わたしは成績がいい方で、中学受験をして東西中学校に行ってみたら、と言われていた。乃々葉も同じく受けるらしい。
でも、行きたくない。
仮に合格したとして、本当にいい学校生活は送れるのだろうか?
乃々葉しか知り合いがいない状況で。だいいち、乃々葉だって同じクラスになれるとは限らない。

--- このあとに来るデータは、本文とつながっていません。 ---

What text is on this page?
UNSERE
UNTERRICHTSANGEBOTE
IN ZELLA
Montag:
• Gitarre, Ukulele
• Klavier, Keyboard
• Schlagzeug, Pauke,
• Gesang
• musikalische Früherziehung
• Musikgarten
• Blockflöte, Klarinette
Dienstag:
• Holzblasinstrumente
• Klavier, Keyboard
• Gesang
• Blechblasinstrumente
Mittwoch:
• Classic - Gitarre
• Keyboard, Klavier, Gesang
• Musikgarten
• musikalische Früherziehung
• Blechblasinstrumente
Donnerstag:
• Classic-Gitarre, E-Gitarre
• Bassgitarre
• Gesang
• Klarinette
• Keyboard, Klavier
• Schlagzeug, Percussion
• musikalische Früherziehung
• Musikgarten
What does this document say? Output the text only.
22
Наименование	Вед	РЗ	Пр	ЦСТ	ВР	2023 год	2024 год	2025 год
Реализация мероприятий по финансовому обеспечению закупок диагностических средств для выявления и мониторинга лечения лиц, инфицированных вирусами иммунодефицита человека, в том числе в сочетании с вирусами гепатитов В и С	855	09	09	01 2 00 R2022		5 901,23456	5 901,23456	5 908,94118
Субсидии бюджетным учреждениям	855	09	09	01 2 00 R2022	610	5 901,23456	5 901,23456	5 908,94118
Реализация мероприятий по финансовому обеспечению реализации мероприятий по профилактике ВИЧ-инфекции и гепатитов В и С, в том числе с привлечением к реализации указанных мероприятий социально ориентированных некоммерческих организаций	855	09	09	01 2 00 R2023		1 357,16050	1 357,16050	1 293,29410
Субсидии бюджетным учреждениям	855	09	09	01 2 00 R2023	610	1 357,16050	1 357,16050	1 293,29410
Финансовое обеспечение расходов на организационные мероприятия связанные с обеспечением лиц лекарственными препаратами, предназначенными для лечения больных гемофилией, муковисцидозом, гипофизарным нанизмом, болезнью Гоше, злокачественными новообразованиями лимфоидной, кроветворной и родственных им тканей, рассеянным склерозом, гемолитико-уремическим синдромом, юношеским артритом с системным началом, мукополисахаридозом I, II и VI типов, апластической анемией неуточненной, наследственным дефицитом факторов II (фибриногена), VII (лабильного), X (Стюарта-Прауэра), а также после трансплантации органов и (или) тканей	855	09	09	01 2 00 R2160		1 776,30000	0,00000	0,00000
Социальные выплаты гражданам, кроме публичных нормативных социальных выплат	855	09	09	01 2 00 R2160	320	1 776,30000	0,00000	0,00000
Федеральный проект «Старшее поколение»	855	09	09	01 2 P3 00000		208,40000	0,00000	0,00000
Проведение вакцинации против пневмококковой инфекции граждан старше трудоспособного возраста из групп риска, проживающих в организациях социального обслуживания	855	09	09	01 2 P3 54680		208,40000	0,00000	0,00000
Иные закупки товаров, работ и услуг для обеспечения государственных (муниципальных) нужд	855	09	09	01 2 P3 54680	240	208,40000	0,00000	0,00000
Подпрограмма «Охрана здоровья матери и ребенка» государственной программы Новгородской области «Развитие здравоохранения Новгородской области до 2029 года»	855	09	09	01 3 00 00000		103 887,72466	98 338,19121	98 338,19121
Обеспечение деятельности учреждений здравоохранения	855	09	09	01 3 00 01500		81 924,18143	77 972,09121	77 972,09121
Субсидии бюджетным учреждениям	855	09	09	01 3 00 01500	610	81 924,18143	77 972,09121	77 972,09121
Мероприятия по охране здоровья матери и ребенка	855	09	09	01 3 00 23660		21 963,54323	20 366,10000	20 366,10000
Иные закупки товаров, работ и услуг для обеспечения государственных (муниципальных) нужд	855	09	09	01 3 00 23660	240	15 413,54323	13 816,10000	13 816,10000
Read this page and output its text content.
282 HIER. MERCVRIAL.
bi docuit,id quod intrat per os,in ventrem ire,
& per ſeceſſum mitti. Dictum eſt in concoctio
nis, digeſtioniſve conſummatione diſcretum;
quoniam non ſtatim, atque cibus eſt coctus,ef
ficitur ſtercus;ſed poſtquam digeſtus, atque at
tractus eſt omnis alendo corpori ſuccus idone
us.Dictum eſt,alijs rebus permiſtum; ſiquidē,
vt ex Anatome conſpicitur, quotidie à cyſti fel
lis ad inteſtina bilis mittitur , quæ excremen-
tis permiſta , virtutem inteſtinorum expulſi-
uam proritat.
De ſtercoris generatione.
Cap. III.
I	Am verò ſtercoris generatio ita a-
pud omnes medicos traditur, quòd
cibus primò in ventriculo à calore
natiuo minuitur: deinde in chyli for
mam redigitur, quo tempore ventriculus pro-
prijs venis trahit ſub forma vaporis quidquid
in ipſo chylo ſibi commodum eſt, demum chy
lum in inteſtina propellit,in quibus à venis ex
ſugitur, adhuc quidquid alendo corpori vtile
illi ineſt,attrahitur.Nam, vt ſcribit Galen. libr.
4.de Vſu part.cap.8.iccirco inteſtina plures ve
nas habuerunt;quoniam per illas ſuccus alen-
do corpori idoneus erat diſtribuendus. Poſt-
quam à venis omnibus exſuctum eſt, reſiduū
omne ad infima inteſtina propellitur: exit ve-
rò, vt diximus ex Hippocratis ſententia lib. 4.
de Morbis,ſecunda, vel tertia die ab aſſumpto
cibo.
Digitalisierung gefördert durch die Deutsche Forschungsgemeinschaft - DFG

ここから、すごく遠い。電車に乗って、としなければいけない。公立中学校だったら、歩いて15分もかからない。わたしの嫌いなお弁当制。公立中学校は給食制。
正直、デメリットばかりだった。唯一のメリットが、「将来の選択肢が広がる」だった。
でも、いまいちピンと来なかった。どう広がるんだろう。なぜ、東西中に行ったら、どう、幸せになれるんだろう。
親の誘いで見つけた東西中。本当に、行く必要はあるのだろうか?
こんなことなら、東西中なんて知らないで普通に公立中学校に行きたかった。高校で頑張りたかった。
授業だってついていけるか分からない。習い事だって、いつやめるの?
1時間の家庭学習もできないわたしに、できるの?
習い事だっていっぱいしている。さらに塾に行くというのだから、もっと忙しくなる。
前に体験した塾は怖かった。鬼のように怒ってきて、とにかく厳しい。4時間も座らされた。55分の授業で休憩が5分。その5分でみんなが喋って、それも苦痛だった。
今度体験するのはまた別の塾だ。でも、本当に大丈夫なのだろうか。
乃々葉は楽しい、と言っていた。彼女の言葉が、もしも違ったら。親を心配させないために、わたしと一緒に行くために、言っていたとしたら。
怖い。すごく、怖い。
なんでいつもこうなんだろう。
2年前、4年生の時もこうだった。
また東西中の話は出ていなかったけど、苦しめられていた。弟の暴力に。
学校から帰りたくない、という気持ちが2年前と重なった。今でも弟の暴力には苦しめられているけど、東西中についての話がいちばん苦しい。
1年前は慰めてくれたお母さんも、もう別人だった。
「助けて」
その叫びは、お母さんに届かない。